It's been a perverse year at Babel. When the economy was doing well, it was a drag on our activities having to sort out some of our payments to musicians. Now that the recession has hit good and proper, things are moving in a positive direction, for reasons that I can't yet fathom.
Portico Quartet's CD has continued to sell and sell, and it was a delight to see them at a sold-out ICA on Wednesday, confident and with some exciting new material and effects. It's probably Babel's best selling CD of all time by now!
The Vortex's piano has now been paid off, thanks to an individual act of generosity. With a further substantial donation by another "friend" to come, it means that almost certainly the club can weather the recession.
Finally, at a time when the retail music sector is in meltdown (more on the Pinnacle/New Note/Cadiz story unfolding soon), I have opened a Babel shop at the Vortex! Between the Nigerian travel agent and Somali qat seller. More a jazz deli than a supermarket, I feel that it's time to go back to basics and directness.
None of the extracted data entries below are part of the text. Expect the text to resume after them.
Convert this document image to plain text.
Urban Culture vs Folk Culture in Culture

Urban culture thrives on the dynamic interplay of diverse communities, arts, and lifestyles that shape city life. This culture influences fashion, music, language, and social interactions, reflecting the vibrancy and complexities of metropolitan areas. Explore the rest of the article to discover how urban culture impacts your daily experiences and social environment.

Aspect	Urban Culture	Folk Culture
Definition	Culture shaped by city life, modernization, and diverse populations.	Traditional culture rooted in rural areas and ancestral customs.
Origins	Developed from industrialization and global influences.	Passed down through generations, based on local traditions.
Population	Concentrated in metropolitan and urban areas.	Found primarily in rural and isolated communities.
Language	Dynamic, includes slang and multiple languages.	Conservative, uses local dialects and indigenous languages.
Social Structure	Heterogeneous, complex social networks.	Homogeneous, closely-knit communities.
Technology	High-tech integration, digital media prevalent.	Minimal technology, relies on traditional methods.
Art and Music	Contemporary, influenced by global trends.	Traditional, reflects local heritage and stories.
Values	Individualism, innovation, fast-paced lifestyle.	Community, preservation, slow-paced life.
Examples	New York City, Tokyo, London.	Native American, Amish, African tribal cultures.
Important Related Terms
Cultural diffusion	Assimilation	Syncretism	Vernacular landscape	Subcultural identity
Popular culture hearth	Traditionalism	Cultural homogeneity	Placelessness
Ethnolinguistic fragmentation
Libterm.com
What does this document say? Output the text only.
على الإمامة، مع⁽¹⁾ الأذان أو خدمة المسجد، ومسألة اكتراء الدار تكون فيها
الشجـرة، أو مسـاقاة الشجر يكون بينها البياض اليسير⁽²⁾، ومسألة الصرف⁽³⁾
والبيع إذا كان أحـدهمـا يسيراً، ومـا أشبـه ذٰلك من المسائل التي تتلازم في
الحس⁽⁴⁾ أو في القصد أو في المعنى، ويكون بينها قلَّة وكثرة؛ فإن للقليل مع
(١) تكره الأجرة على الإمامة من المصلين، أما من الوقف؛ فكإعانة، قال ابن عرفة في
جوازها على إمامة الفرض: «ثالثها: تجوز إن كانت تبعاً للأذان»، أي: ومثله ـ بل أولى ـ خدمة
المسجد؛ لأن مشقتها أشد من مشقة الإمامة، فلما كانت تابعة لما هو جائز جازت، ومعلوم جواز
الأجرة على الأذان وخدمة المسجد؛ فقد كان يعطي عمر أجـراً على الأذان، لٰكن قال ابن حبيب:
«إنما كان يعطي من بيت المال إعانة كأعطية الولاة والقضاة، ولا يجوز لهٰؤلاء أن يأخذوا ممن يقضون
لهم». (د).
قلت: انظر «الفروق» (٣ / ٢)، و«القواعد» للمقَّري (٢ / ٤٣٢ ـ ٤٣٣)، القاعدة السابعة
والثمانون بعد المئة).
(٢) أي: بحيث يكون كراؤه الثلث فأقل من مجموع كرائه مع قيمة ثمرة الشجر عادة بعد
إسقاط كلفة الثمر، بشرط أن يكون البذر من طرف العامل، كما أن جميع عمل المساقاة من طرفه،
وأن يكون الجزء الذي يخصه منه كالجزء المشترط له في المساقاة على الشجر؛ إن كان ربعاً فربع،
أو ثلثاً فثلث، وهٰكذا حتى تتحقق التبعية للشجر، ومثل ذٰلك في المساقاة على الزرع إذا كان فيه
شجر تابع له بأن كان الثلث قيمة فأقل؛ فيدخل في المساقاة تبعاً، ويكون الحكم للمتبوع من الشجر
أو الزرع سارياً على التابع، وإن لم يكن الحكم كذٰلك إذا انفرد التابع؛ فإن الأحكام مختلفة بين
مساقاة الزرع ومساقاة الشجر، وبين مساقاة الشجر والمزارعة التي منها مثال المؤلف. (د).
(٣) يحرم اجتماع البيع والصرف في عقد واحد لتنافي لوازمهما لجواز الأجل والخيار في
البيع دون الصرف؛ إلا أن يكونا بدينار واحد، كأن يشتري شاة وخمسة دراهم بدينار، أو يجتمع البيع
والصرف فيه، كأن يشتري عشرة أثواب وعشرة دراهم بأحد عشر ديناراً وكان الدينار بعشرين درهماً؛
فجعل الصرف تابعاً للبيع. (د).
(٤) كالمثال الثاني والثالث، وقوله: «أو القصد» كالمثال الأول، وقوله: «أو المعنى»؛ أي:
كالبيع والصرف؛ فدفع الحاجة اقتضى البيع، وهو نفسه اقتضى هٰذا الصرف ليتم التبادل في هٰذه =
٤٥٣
I have many CDs of the young jazz generation who perform regularly at the Vortex. Blink, John Randall, Amit Chaudhuri to name a few who are otherwise unavailable.
Why the (relative) optimism? My first thought is that at a time of recession like this, jazz is no longer peripheral. Quality and value are two important elements that spring to mind. It's music that can repay constant revisiting. Yet costs the same or less than other entertainments around. (My local cinema is more expensive than a usual Vortex gig.)